Purtroppo l’opera risente notevolmente della totale mancanza di coraggio da parte del regista. Wayne Roberts avrebbe anche tra le mani il potenziale per costruire un film forte, distruttivo e capace di far sentire la sua voce contro questa società che bada più alla forma che alla sostanza, ingabbiando le persone dentro clichè predefiniti senza permettere loro di esprimere i propri sentimenti e bisogni più profondi. Tutto questo si percepisce durante la visione, ma non viene mai approfondito per via di una sceneggiatura che fatica e non poco a sviscerare in maniera decisa i vari aspetti della vicenda. Anche la costruzione dei personaggi, sia quello principale che quello secondario, risulta abbastanza piatta e banale con un professor Richard (Johnny Depp) che poco riesce a trasmettere al pubblico la forza dirompente che dovrebbe sprigionarsi nel momento in cui, consapevole di avere ancora poco tempo da vivere, decide di cambiare completamente prospettiva nell’analizzare i vari aspetti della propria vita.

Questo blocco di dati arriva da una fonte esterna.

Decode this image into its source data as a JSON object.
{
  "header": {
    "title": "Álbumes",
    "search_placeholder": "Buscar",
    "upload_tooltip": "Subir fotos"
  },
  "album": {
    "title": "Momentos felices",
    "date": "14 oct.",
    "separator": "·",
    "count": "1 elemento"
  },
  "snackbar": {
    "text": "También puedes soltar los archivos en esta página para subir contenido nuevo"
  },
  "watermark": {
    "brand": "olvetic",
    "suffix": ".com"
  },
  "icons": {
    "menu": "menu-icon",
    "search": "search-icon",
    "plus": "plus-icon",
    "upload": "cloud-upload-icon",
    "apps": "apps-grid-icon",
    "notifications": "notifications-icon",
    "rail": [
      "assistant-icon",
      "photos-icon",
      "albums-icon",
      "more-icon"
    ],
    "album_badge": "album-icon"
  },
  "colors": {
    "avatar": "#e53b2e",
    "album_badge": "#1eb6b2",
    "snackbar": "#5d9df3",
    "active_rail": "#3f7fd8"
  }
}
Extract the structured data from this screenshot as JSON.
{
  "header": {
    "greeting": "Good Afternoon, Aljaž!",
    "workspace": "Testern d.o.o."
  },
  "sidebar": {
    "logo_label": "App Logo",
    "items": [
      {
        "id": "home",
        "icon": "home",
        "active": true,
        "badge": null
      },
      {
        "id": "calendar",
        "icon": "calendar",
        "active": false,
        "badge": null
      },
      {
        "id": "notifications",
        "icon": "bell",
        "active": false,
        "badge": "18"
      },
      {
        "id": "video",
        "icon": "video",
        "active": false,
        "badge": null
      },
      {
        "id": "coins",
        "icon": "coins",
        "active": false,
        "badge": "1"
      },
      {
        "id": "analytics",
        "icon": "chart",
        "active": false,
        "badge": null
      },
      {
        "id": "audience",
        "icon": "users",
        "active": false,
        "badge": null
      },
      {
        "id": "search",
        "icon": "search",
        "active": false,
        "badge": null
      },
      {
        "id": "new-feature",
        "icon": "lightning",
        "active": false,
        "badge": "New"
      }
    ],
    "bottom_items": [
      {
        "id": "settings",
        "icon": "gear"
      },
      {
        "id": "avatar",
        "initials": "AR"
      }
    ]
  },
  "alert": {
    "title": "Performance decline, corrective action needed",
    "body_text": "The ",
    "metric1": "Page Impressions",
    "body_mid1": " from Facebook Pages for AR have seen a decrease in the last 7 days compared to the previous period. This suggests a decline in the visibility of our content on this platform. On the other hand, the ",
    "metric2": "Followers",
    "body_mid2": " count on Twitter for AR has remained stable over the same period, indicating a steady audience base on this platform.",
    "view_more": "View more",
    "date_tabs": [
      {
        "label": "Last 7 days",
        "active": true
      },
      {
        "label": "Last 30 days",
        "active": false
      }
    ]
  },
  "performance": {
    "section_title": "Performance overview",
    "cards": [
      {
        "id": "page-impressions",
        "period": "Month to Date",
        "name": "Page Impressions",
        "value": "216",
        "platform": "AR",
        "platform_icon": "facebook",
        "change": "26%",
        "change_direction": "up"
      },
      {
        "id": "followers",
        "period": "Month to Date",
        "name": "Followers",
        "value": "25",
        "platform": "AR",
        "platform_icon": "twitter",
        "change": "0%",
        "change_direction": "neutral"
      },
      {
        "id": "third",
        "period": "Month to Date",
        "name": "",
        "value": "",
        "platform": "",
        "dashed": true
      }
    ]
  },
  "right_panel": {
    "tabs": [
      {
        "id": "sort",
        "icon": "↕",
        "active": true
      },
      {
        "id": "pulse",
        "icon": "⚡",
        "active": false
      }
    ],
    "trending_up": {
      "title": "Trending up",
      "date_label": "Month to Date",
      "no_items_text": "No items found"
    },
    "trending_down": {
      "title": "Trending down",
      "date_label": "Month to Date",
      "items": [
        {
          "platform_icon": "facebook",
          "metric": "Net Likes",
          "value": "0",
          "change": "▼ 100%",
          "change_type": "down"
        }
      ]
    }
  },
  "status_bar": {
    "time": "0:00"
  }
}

Il ritmo narrativo riesce a tenere a galla un’opera che fatica non poco, con un Johnny Depp notevolmente più a suo agio nelle scene ironiche e divertenti, ma evidentemente in difficoltà nei momenti più drammatici che deve affrontare il suo personaggio. L’attore, anche lui in cerca di riscatto dopo un periodo non semplice della sua carriera, sembra subire quel clima da “vorrei ma non posso” che risuona in tutta l’opera, con una interpretazione dalle buone potenzialità, ma apparentemente controllata, come se la paura di strafare bloccasse l’attore americano.

Per concludere questo “Arrivederci Professore” è un film che fa il verso ad un altra opera: più che a “L’Attimo Fuggente”, con il quale ha in in comune solo un professore che cerca di insegnare qualcosa in modo diverso ai suoi alunni, ad “American Beauty”, dove Richard ricorda più Lester Burnham, che il professor Keating, sia nella sua vita “normale” fatta di lezioni al college e cene tutte ordinate, con una moglie che lo tradisce e che nemmeno lui ama più, sia nel cercare di cambiare la propria esistenza, ormai schiacciato dal peso di non potere vivere appieno i propri sentimenti. Ma se il film di Sam Mendes aveva il coraggio di gridare e mostrare tutto il disagio e la sofferenza che i suoi personaggi vivevano e provavano ,qui tutto ciò manca. Il risultato è un film dal discreto potenziale, ma completamente scialbo e superficiale.